Four decades is a long time for any car to linger in the shadow of its nearest rival, let alone a car so closely linked with its maker’s latest technologies and engineering efforts as the BMW 7 Series.

But that, we’d argue, is what has happened. Originally launched in 1977, five years after the first limo that rival Mercedes-Benz officially called an S-Class, the 7 Series has been through five full model generations and yet has never quite managed to move out of the wake of its Stuttgart rival and leave its mark in the way of its smaller siblings.

Last year Mercedes sold two S-Classes for every 7 Series that rolled off the production line. While Daimler’s luxury icon has become a sub-brand in its own right, BMW’s has seen its flagship status impinged upon by hybrid supercars and 600bhp M6 four-door super-coupés.

Without the 7 Series, you wonder if BMW’s custodianship of Rolls-Royce would have been half as successful – and yet where’s the recognition?

Right here. The car you’re looking at represents BMW’s most committed attempt yet to finally crack the tough nut that is the global luxury saloon market.

Sinking big bucks into an all-new platform, new construction principles and materials, an adaptive, fully air-sprung chassis and pioneering infotainment and convenience features, BMW has baked the best of all it knows into this car.

It’s a clear attempt to return the Seven to the state-of-the-art status it enjoyed when it pioneered in-car navigation and communication features in the late 1990s.
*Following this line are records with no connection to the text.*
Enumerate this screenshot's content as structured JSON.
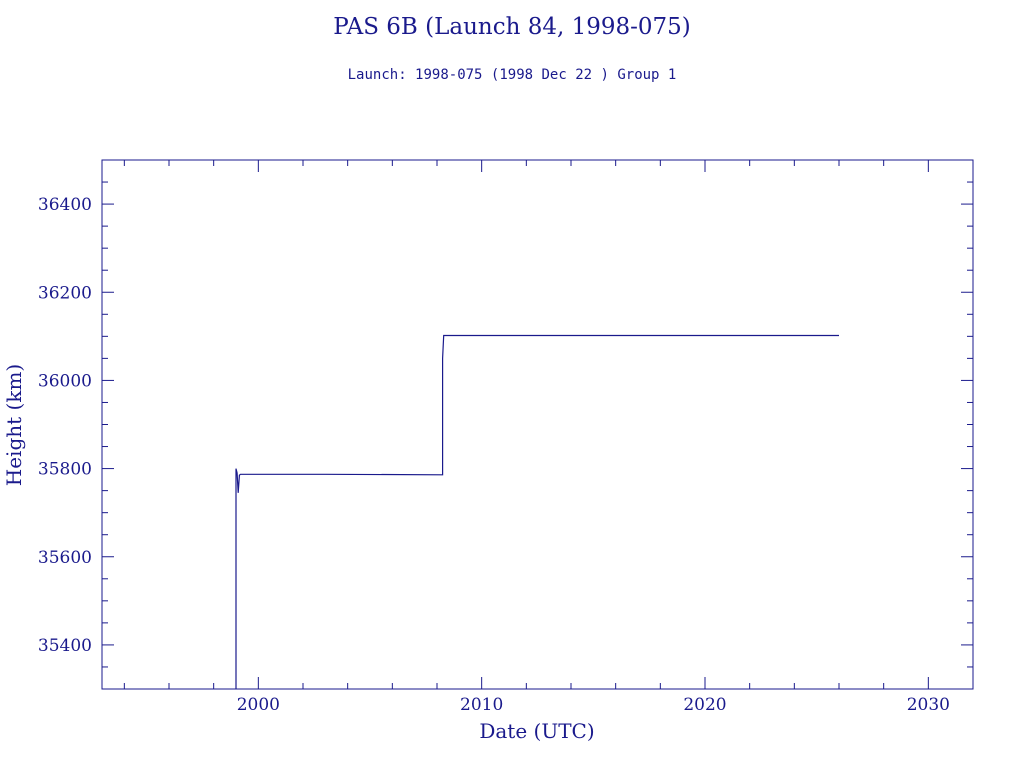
{
  "header": {
    "title": "PAS 6B (Launch 84, 1998-075)",
    "subtitle": "Launch: 1998-075  (1998 Dec 22 )  Group 1"
  },
  "colors": {
    "ink": "#1a1a8c",
    "background": "#ffffff"
  },
  "chart_data": {
    "type": "line",
    "xlabel": "Date (UTC)",
    "ylabel": "Height (km)",
    "xlim": [
      1993,
      2032
    ],
    "ylim": [
      35300,
      36500
    ],
    "xticks": [
      2000,
      2010,
      2020,
      2030
    ],
    "yticks": [
      35400,
      35600,
      35800,
      36000,
      36200,
      36400
    ],
    "grid": false,
    "series": [
      {
        "x": [
          1999.0,
          1999.0,
          1999.05,
          1999.1,
          1999.15,
          1999.2,
          2003.0,
          2008.25,
          2008.25,
          2008.3,
          2026.0
        ],
        "y": [
          35300,
          35800,
          35790,
          35745,
          35785,
          35787,
          35787,
          35786,
          36050,
          36102,
          36102
        ]
      }
    ]
  }
}
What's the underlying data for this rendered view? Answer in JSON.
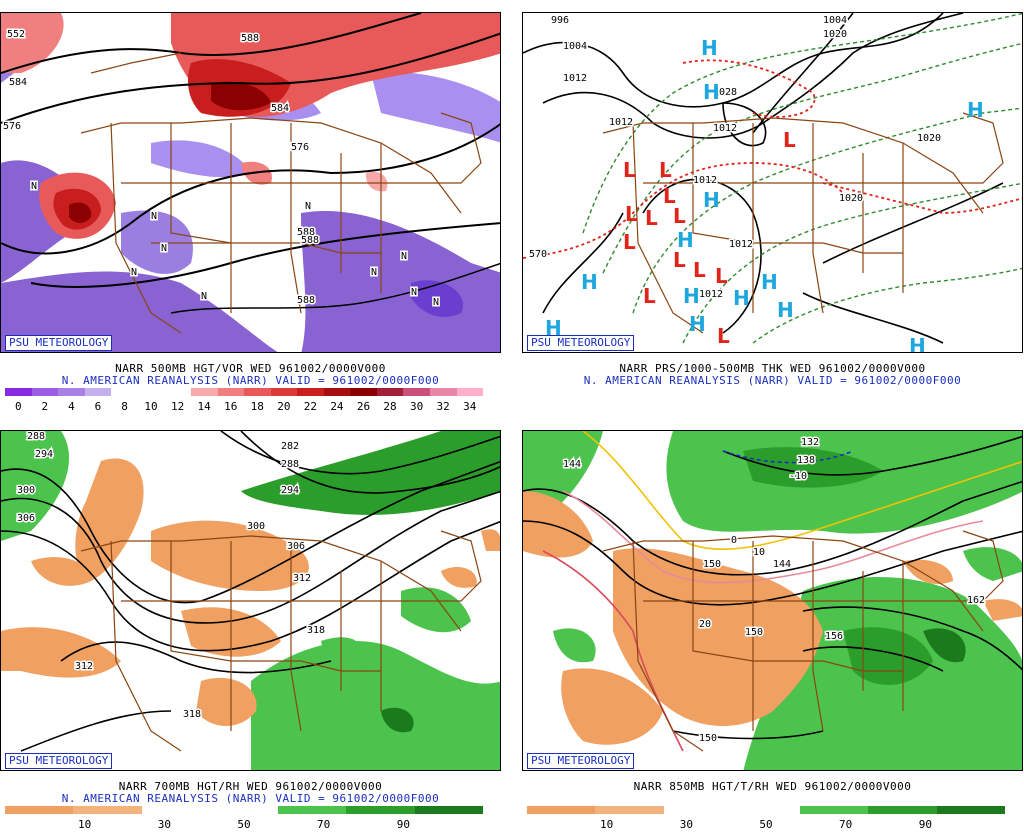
{
  "brand": "PSU METEOROLOGY",
  "panels": {
    "p500": {
      "caption1": "NARR 500MB HGT/VOR WED 961002/0000V000",
      "caption2": "N. AMERICAN REANALYSIS (NARR) VALID = 961002/0000F000",
      "colorbar": [
        "0",
        "2",
        "4",
        "6",
        "8",
        "10",
        "12",
        "14",
        "16",
        "18",
        "20",
        "22",
        "24",
        "26",
        "28",
        "30",
        "32",
        "34"
      ],
      "contour_labels": [
        "552",
        "584",
        "576",
        "576",
        "588",
        "588",
        "584",
        "588",
        "588"
      ],
      "N": "N"
    },
    "pthk": {
      "caption1": "NARR PRS/1000-500MB THK WED 961002/0000V000",
      "caption2": "N. AMERICAN REANALYSIS (NARR) VALID = 961002/0000F000",
      "contour_labels": [
        "996",
        "1004",
        "1004",
        "1012",
        "1012",
        "1020",
        "1028",
        "1012",
        "1012",
        "1012",
        "1012",
        "1020",
        "1020",
        "570"
      ],
      "H": "H",
      "L": "L"
    },
    "p700": {
      "caption1": "NARR 700MB HGT/RH WED 961002/0000V000",
      "caption2": "N. AMERICAN REANALYSIS (NARR) VALID = 961002/0000F000",
      "colorbar": [
        "10",
        "30",
        "50",
        "70",
        "90"
      ],
      "contour_labels": [
        "288",
        "294",
        "300",
        "306",
        "282",
        "288",
        "294",
        "300",
        "306",
        "312",
        "318",
        "312",
        "318"
      ]
    },
    "p850": {
      "caption1": "NARR 850MB HGT/T/RH WED 961002/0000V000",
      "colorbar": [
        "10",
        "30",
        "50",
        "70",
        "90"
      ],
      "contour_labels": [
        "144",
        "132",
        "138",
        "-10",
        "0",
        "10",
        "150",
        "144",
        "20",
        "150",
        "156",
        "162",
        "150"
      ]
    }
  },
  "colors": {
    "vor": [
      "#8a2be2",
      "#9b5de5",
      "#a97fe6",
      "#c3b0ec",
      "#ffffff",
      "#ffffff",
      "#ffffff",
      "#f7a8a8",
      "#f08080",
      "#e85a5a",
      "#dc3b3b",
      "#c81e1e",
      "#a50f0f",
      "#8b0000",
      "#a0203a",
      "#c8507a",
      "#e884a8",
      "#ffb0c8"
    ],
    "rh": [
      "#f0a060",
      "#f4b27c",
      "#ffffff",
      "#ffffff",
      "#4cc34c",
      "#2a9d2a",
      "#1b7a1b"
    ],
    "state_lines": "#8b4513",
    "contour": "#000000",
    "high": "#1ea7df",
    "low": "#e2231a",
    "brand": "#1a2fbf"
  }
}
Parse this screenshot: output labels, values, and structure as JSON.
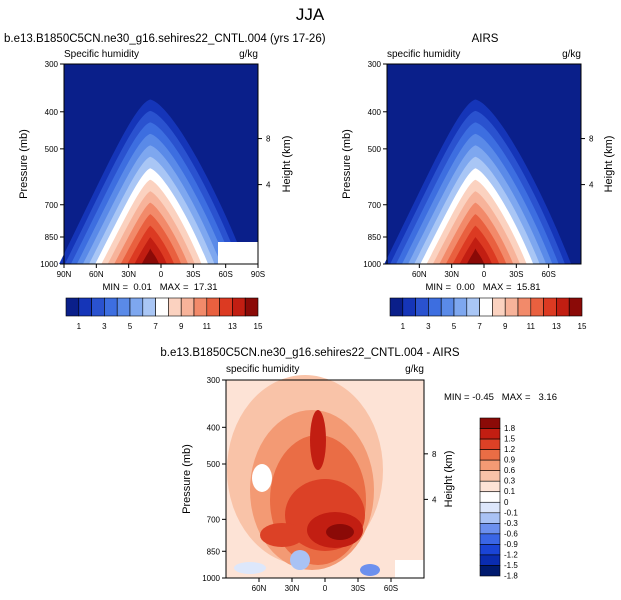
{
  "title": "JJA",
  "colors": {
    "abs": [
      "#0a1f8a",
      "#1535b8",
      "#2a52cf",
      "#3d6ee0",
      "#5a8ae8",
      "#7ea7ef",
      "#a9c6f5",
      "#ffffff",
      "#fbd2c0",
      "#f7b39a",
      "#f28a6a",
      "#e9603f",
      "#dc3a22",
      "#c21e12",
      "#8b0a07"
    ],
    "diff": [
      "#001a6e",
      "#0a2cb0",
      "#1a44d6",
      "#3a66e6",
      "#6c90ee",
      "#a9c2f4",
      "#dde7fb",
      "#ffffff",
      "#fde3d6",
      "#f9c3a8",
      "#f39a74",
      "#ea6d45",
      "#dc4126",
      "#c21e12",
      "#8b0a07"
    ]
  },
  "chart_data": [
    {
      "type": "heatmap",
      "title": "b.e13.B1850C5CN.ne30_g16.sehires22_CNTL.004 (yrs 17-26)",
      "left_label": "Specific humidity",
      "right_label": "g/kg",
      "ylabel": "Pressure (mb)",
      "y2label": "Height (km)",
      "y_ticks": [
        "300",
        "400",
        "500",
        "700",
        "850",
        "1000"
      ],
      "y2_ticks": [
        "8",
        "4"
      ],
      "x_ticks": [
        "90N",
        "60N",
        "30N",
        "0",
        "30S",
        "60S",
        "90S"
      ],
      "stats": "MIN =  0.01   MAX =  17.31",
      "peak_lat": 10,
      "colorbar": {
        "labels": [
          "1",
          "3",
          "5",
          "7",
          "9",
          "11",
          "13",
          "15"
        ]
      }
    },
    {
      "type": "heatmap",
      "title": "AIRS",
      "left_label": "specific humidity",
      "right_label": "g/kg",
      "ylabel": "Pressure (mb)",
      "y2label": "Height (km)",
      "y_ticks": [
        "300",
        "400",
        "500",
        "700",
        "850",
        "1000"
      ],
      "y2_ticks": [
        "8",
        "4"
      ],
      "x_ticks": [
        "60N",
        "30N",
        "0",
        "30S",
        "60S"
      ],
      "stats": "MIN =  0.00   MAX =  15.81",
      "peak_lat": 8,
      "colorbar": {
        "labels": [
          "1",
          "3",
          "5",
          "7",
          "9",
          "11",
          "13",
          "15"
        ]
      }
    },
    {
      "type": "heatmap",
      "title": "b.e13.B1850C5CN.ne30_g16.sehires22_CNTL.004 - AIRS",
      "left_label": "specific humidity",
      "right_label": "g/kg",
      "ylabel": "Pressure (mb)",
      "y2label": "Height (km)",
      "y_ticks": [
        "300",
        "400",
        "500",
        "700",
        "850",
        "1000"
      ],
      "y2_ticks": [
        "8",
        "4"
      ],
      "x_ticks": [
        "60N",
        "30N",
        "0",
        "30S",
        "60S"
      ],
      "stats": "MIN = -0.45   MAX =   3.16",
      "colorbar": {
        "labels": [
          "1.8",
          "1.5",
          "1.2",
          "0.9",
          "0.6",
          "0.3",
          "0.1",
          "0",
          "-0.1",
          "-0.3",
          "-0.6",
          "-0.9",
          "-1.2",
          "-1.5",
          "-1.8"
        ]
      }
    }
  ]
}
A petrol-electric plug-in hybrid version of the car, combining a 2.0-litre turbo four-pot engine with a powerful electric motor and emitting less than 50g/km of CO2, will clearly play its part in that ascendant narrative but won’t arrive until next year.

Until then, UK buyers have six-cylinder turbo petrol, six-cylinder diesel and V8 turbo petrol engines to choose between, as well as two wheelbases and both rear and four-wheel drive configurations.